Despite the highest population growth since the early 1950s, aggregate GDP has also fallen to its lowest level since the early 1990s recession (outside of the pandemic lockdowns).
The situation for Australian households is particularly bleak, with real per capita household disposable incomes recording their biggest since records began around 60 years ago:

Australia’s most vocal interest rate hawks have warned that Australia’s economy has a high chance of plunging into a headline recession if the Reserve Bank of Australia (RBA) follows their advice and hikes interest rates at their upcoming board meetings.
“There’s likely to be a technical recession as growth stalls”, economist Warren Hogan said on Friday. “We will be struggling to keep unemployment under 5%”.
Fellow rate hawk economist, Richard Holden, put the odds of a recession at 50% to 60% if the RBA hikes rates.
Thankfully, the RBA seems more measured in their response to last week’s ugly 4.0% CPI indicator number, which caused more by “base effects” than an actual rise in monthly inflation:

Newly imported deputy RBA governor, Andrew Hauser, threw a wet blanket over interest rate speculation with his statement that “it would be a bad mistake to set policy on the basis of one number, and we don’t intend to do that”.
Hauser is clearly referring to the spate of incoming data that will arrive ahead of the August board meeting, namely two retail sales prints, the June labour market release, and the all-important June quarter CPI number.
As argued by Ross Gittins on Monday, the CPI indicator has “proved an expensive disaster, having added at least as much “noise” as “signal” to the public debate about what’s happening to inflation.
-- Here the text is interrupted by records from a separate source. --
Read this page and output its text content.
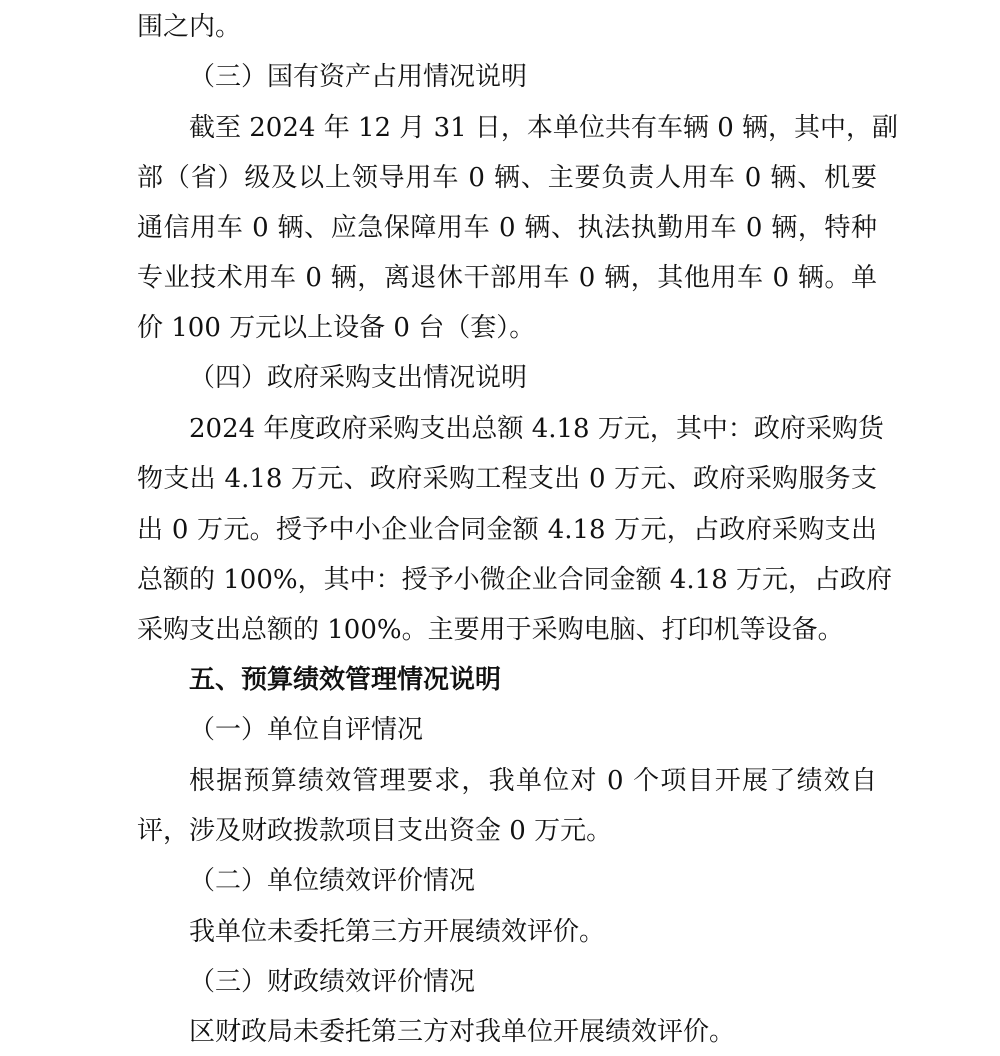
围之内。
（三）国有资产占用情况说明
截至 2024 年 12 月 31 日，本单位共有车辆 0 辆，其中，副
部（省）级及以上领导用车 0 辆、主要负责人用车 0 辆、机要
通信用车 0 辆、应急保障用车 0 辆、执法执勤用车 0 辆，特种
专业技术用车 0 辆，离退休干部用车 0 辆，其他用车 0 辆。单
价 100 万元以上设备 0 台（套）。
（四）政府采购支出情况说明
2024 年度政府采购支出总额 4.18 万元，其中：政府采购货
物支出 4.18 万元、政府采购工程支出 0 万元、政府采购服务支
出 0 万元。授予中小企业合同金额 4.18 万元，占政府采购支出
总额的 100%，其中：授予小微企业合同金额 4.18 万元，占政府
采购支出总额的 100%。主要用于采购电脑、打印机等设备。
五、预算绩效管理情况说明
（一）单位自评情况
根据预算绩效管理要求，我单位对 0 个项目开展了绩效自
评，涉及财政拨款项目支出资金 0 万元。
（二）单位绩效评价情况
我单位未委托第三方开展绩效评价。
（三）财政绩效评价情况
区财政局未委托第三方对我单位开展绩效评价。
Why? Because many of the prices the index includes aren’t actually measured monthly”.
“Many are measured quarterly, and some only annually. In consequence, the monthly results can be quite misleading. Do you realise that, at a time when we’re supposedly so worried that prices are rising so strongly, every so often the monthly figures tell us prices overall have fallen during the month?”
“In an ideal world, the people managing the macroeconomy need as much statistical information as possible, as frequently as possible. But in the hugely imperfect world we live in, paying good taxpayers’ money to produce such dodgy numbers just encourages the speculators to run around fearing the sky is falling”.
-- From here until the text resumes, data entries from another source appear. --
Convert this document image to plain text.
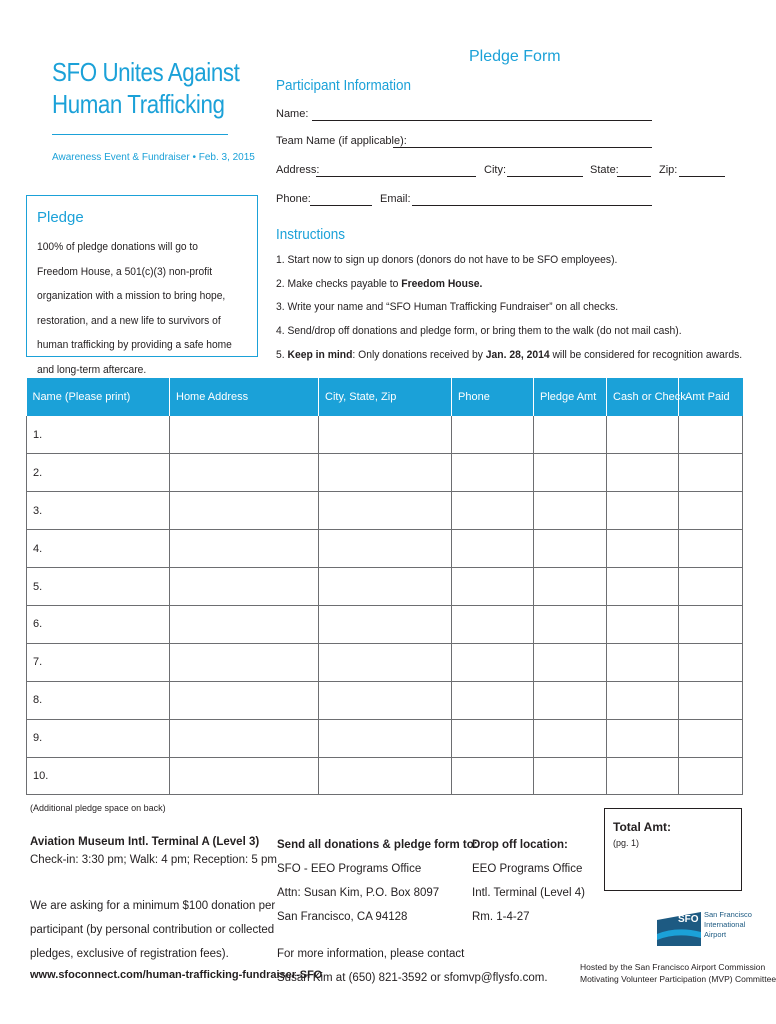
SFO Unites Against
Human Trafficking
Awareness Event & Fundraiser • Feb. 3, 2015
Pledge
100% of pledge donations will go to Freedom House, a 501(c)(3) non-profit organization with a mission to bring hope, restoration, and a new life to survivors of human trafficking by providing a safe home and long-term aftercare.
Pledge Form
Participant Information
Name:
Team Name (if applicable):
Address:	City:	State:	Zip:
Phone:	Email:
Instructions
1. Start now to sign up donors (donors do not have to be SFO employees).
2. Make checks payable to Freedom House.
3. Write your name and “SFO Human Trafficking Fundraiser” on all checks.
4. Send/drop off donations and pledge form, or bring them to the walk (do not mail cash).
5. Keep in mind: Only donations received by Jan. 28, 2014 will be considered for recognition awards.
Name (Please print)	Home Address	City, State, Zip	Phone	Pledge Amt	Cash or Check	Amt Paid
1.						
2.						
3.						
4.						
5.						
6.						
7.						
8.						
9.						
10.						
(Additional pledge space on back)
Total Amt:
(pg. 1)
Aviation Museum Intl. Terminal A (Level 3)
Check-in: 3:30 pm; Walk: 4 pm; Reception: 5 pm
We are asking for a minimum $100 donation per
participant (by personal contribution or collected
pledges, exclusive of registration fees).
www.sfoconnect.com/human-trafficking-fundraiser-SFO
Send all donations & pledge form to:
SFO - EEO Programs Office
Attn: Susan Kim, P.O. Box 8097
San Francisco, CA 94128
For more information, please contact
Susan Kim at (650) 821-3592 or sfomvp@flysfo.com.
Drop off location:
EEO Programs Office
Intl. Terminal (Level 4)
Rm. 1-4-27	SFO San Francisco
International
Airport
Hosted by the San Francisco Airport Commission
Motivating Volunteer Participation (MVP) Committee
“The Reserve has made it clear it’s only the less-unreliable quarterly figures it takes seriously but, as last week reminded us, that hasn’t stopped the people who make their living from speculation”.
It is also important to recognise that the RBA now has dual mandates: 1) price stability; and 2) full employment, which are supposed to carry equal weighting.
The fact that Australia’s labour market is weakening beyond that suggested by the official ABS numbers infers that the hurdle for another rate rise has increased:

This makes the upcoming June labour force release and Q2 CPI report vital to the RBA’s decision making.
The RBA will probably need to see the official labour force numbers strengthen and an ugly Q2 CPI print before deciding to lift rates.